3696 Tanrı kulluğuna kendisini vakfetmiş olan kimseye insan kulluğu yapmak yakışırımı, ey asîl tabiatlım.
3697 Beni şimdi Tanrı ibâdetinde bırak, senin iyiliğin için duacı olayım.
3698 Birbirimizi arzulayıp, görüşmek istersek, sen bana gelme, ben seni arayıp-bulayım.
3699 Zahmeti ben çekeyim, sen huzurunu bozma; hükümdarın hizmetinde, halkın faydasına çalış.
3700 Yakınlık gösteren, candan hizmet eden ve içten bağlı insan ne der, dinle.
3701 Gönül heyecanlanır ve insanı harekete getirirse, bil ki, istenilen iş çabuk olacaktır.
3702 insan arzu ile ve isteyerek yürürse, yorulup yolda kalmaz, dileğine ulaşır.
3703 Arzusuna ulaşmak için arzu ile yola çıkan insan yarı yolda yorulup kalmaz, dileğini bulur.
3704 Vefası ile şöhret bulmuş, sevmiş ve kendisini de sevdirmiş olan insan çok güzel söylemiş.
3705 insan gönülden yakınlık duyarsa, ona uzak yer yakın olur; yakınlık vefakârlığı için dâima gönüle bak.
3706 Yakınlık hakkı vefakârlıkla takdir edilirse, doğu ile batı arası hemen bir tepe aşılınca ulaşılacak kadar yakın bir mesafe olur.

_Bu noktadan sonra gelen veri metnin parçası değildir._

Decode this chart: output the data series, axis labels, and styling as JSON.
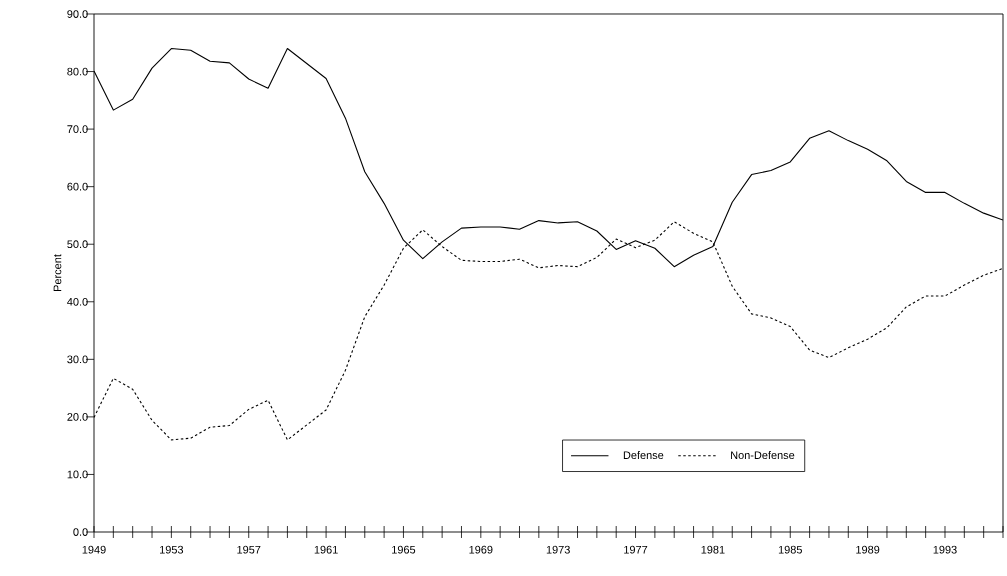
{
  "chart_data": {
    "type": "line",
    "ylabel": "Percent",
    "x": [
      1949,
      1950,
      1951,
      1952,
      1953,
      1954,
      1955,
      1956,
      1957,
      1958,
      1959,
      1960,
      1961,
      1962,
      1963,
      1964,
      1965,
      1966,
      1967,
      1968,
      1969,
      1970,
      1971,
      1972,
      1973,
      1974,
      1975,
      1976,
      1977,
      1978,
      1979,
      1980,
      1981,
      1982,
      1983,
      1984,
      1985,
      1986,
      1987,
      1988,
      1989,
      1990,
      1991,
      1992,
      1993,
      1994,
      1995,
      1996
    ],
    "series": [
      {
        "name": "Defense",
        "color": "#000000",
        "line_style": "solid",
        "values": [
          80.1,
          73.3,
          75.2,
          80.6,
          84.0,
          83.7,
          81.8,
          81.5,
          78.7,
          77.1,
          84.0,
          81.4,
          78.8,
          71.9,
          62.6,
          57.1,
          50.7,
          47.5,
          50.4,
          52.8,
          53.0,
          53.0,
          52.6,
          54.1,
          53.7,
          53.9,
          52.3,
          49.1,
          50.6,
          49.3,
          46.1,
          48.1,
          49.6,
          57.3,
          62.1,
          62.8,
          64.3,
          68.4,
          69.7,
          68.0,
          66.5,
          64.5,
          60.9,
          59.0,
          59.0,
          57.1,
          55.4,
          54.2
        ]
      },
      {
        "name": "Non-Defense",
        "color": "#000000",
        "line_style": "dashed",
        "values": [
          19.9,
          26.7,
          24.8,
          19.4,
          16.0,
          16.3,
          18.2,
          18.5,
          21.3,
          22.9,
          16.0,
          18.6,
          21.2,
          28.1,
          37.4,
          42.9,
          49.3,
          52.5,
          49.6,
          47.2,
          47.0,
          47.0,
          47.4,
          45.9,
          46.3,
          46.1,
          47.7,
          50.9,
          49.4,
          50.7,
          53.9,
          51.9,
          50.4,
          42.7,
          37.9,
          37.2,
          35.7,
          31.6,
          30.3,
          32.0,
          33.5,
          35.5,
          39.1,
          41.0,
          41.0,
          42.9,
          44.6,
          45.8
        ]
      }
    ],
    "xlim": [
      1949,
      1996
    ],
    "xticks": [
      1949,
      {
        "value": 1950,
        "label": null
      },
      {
        "value": 1951,
        "label": null
      },
      {
        "value": 1952,
        "label": null
      },
      1953,
      {
        "value": 1954,
        "label": null
      },
      {
        "value": 1955,
        "label": null
      },
      {
        "value": 1956,
        "label": null
      },
      1957,
      {
        "value": 1958,
        "label": null
      },
      {
        "value": 1959,
        "label": null
      },
      {
        "value": 1960,
        "label": null
      },
      1961,
      {
        "value": 1962,
        "label": null
      },
      {
        "value": 1963,
        "label": null
      },
      {
        "value": 1964,
        "label": null
      },
      1965,
      {
        "value": 1966,
        "label": null
      },
      {
        "value": 1967,
        "label": null
      },
      {
        "value": 1968,
        "label": null
      },
      1969,
      {
        "value": 1970,
        "label": null
      },
      {
        "value": 1971,
        "label": null
      },
      {
        "value": 1972,
        "label": null
      },
      1973,
      {
        "value": 1974,
        "label": null
      },
      {
        "value": 1975,
        "label": null
      },
      {
        "value": 1976,
        "label": null
      },
      1977,
      {
        "value": 1978,
        "label": null
      },
      {
        "value": 1979,
        "label": null
      },
      {
        "value": 1980,
        "label": null
      },
      1981,
      {
        "value": 1982,
        "label": null
      },
      {
        "value": 1983,
        "label": null
      },
      {
        "value": 1984,
        "label": null
      },
      1985,
      {
        "value": 1986,
        "label": null
      },
      {
        "value": 1987,
        "label": null
      },
      {
        "value": 1988,
        "label": null
      },
      1989,
      {
        "value": 1990,
        "label": null
      },
      {
        "value": 1991,
        "label": null
      },
      {
        "value": 1992,
        "label": null
      },
      1993,
      {
        "value": 1994,
        "label": null
      },
      {
        "value": 1995,
        "label": null
      },
      {
        "value": 1996,
        "label": null
      }
    ],
    "ylim": [
      0,
      90
    ],
    "yticks": [
      {
        "value": 0,
        "label": "0.0"
      },
      {
        "value": 10,
        "label": "10.0"
      },
      {
        "value": 20,
        "label": "20.0"
      },
      {
        "value": 30,
        "label": "30.0"
      },
      {
        "value": 40,
        "label": "40.0"
      },
      {
        "value": 50,
        "label": "50.0"
      },
      {
        "value": 60,
        "label": "60.0"
      },
      {
        "value": 70,
        "label": "70.0"
      },
      {
        "value": 80,
        "label": "80.0"
      },
      {
        "value": 90,
        "label": "90.0"
      }
    ],
    "grid": false,
    "legend": "bottom right",
    "marker": "none"
  }
}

ÖĞDÜLMİŞ'İN ODGURMIŞ'A CEVABI
3707 Öğdülmiş cevap verdi : — Senin sözlerini dinledim, şimdi beni dinle — dedi —
3708 Ey kardeş, arzun bu ise, ben seni zorlamam; kalbin kırılmasın.
3709 Başka bir diyeceğim kalmadı, sen sağ ve esen kal; hükümdara bir mektup ver, beni mahcup etme.
3710 Hükümdar kendi eli ile yazıp, mektup gönderdi; kendin gelmeyeceksen sen de ona bir mektup yaz.
3711 Söylediğin sözleri ölçüp-tartarak, bana şimdi bir cevap ver; ben de ona göre hareket edeyim.
3712 Hem ağızdan söyle, hem mektup yaz, ey zeki âlim; ben de hükümdarın yanına döneyim.